Second, we agree that optimizing
the locations of a fixed set of inducing inputs may only lead to local
optima, but at least augmenting the number m of inducing inputs will end
up making the MCMC acceptance decision possible if the kernel is smooth
enough. Indeed, saying that the upper and lower bounds in (15) match when
m goes to infinity is saying that the integral of the posterior variance
of a GP with no evaluation error goes to zero as we add more distinct
training points. A fine enough grid will thus always do, for instance, and
hopefully optimizing the inputs further helps. This is what we observe in
the experiments of Section 5.
We now answer Reviewer 3's
questions. 1) and 2) please see first paragraph above for costs. In
terms of approximation error, we emphasize that our retrospective MCMC
scheme is exact, like that of reference [7]: it makes the same acceptance
decisions as vanilla MCMC would make if we could evaluate the likelihood.

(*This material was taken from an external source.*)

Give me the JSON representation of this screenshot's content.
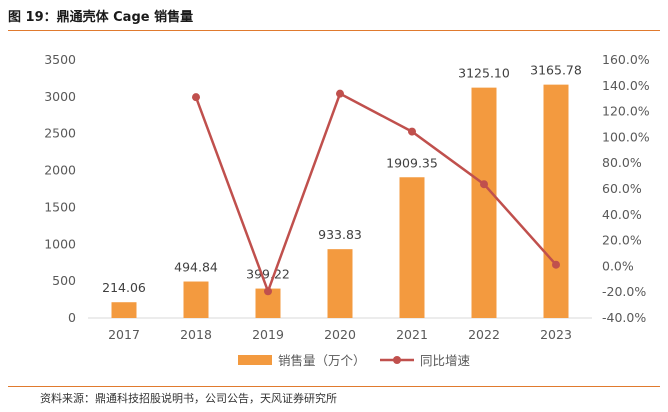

For our variational approach, we experimentally assess the approximation
error on a real example in Section 5.2. Unfortunately, we have no
theoretical result on the approximation error of the variational approach
yet, save the bounds of Propositions 1 and 2.
3) It is difficult to
say yet when the variational approach will fail, but there are sanity
checks for the user. For example, we illustrate one particular failure in
Section 5.1, which is related to having only a point estimate and a flat
likelihood. We observed inconsistent parameter estimation when we
repeatedly executed the variational optimization routine. To the user,
this is a red flag, which is why we advocated using a more costly but
exact MCMC approach in this section, which confirmed the unidentifiability
of one particular parameter that previously affected the overall
estimation.
4) The variational approach failed in that case, even
with more inducing points than the 13 data points, see Section 5.1. The
MCMC approach automatically selects the number of inducing points, and it
consistently required between 40 and 80 inducing points for 10k MCMC
iterations here, which is more than the 13 data points. Finally, the data
points are a noisy version of what the inducing points should be: the
latter, once optimized, look like an "ideal" sample from the underlying
DPP, i.e. a wellspread sample from the base measure, see Figures 1a and
4.
5) In the experiment of Section 5.2, we show in Figure 3 the
dependency on m of the parameter estimates and the corresponding
likelihood bounds. In practice, a user may try increasing values of m and
stop when parameter estimates stop varying: here m = 600 could be a good
choice depending on one's tolerance. We also recommend repeating the
experiments to detect issues as mentioned above in 3). For the MCMC
approach, the choice of m is not left to the user, though this is at the
price of a higher computational cost. Indeed, at a given MCMC iteration, m
is a random variable, and it depends nontrivially on the uniform random
variable drawn in the MCMC loop, the data, the kernel and the base
measure. We have no precise theoretical result yet that relates m to these
quantities, we can only say that in experiments such as in Section 5.1, we
only needed at most m=80 points for a 1D example with smooth kernel. As
mentioned above, we conjecture the number m selected by MCMC depends on
the ambient dimension more than on the number n of items in the finite
case, which is good for scalability. Finally, for both methods we
initialized the inducing inputs to iid samples from either the base
measure or uniform distributions; we observed no significant change, as
the optimization routines delivered optima that were independent of the
initialization.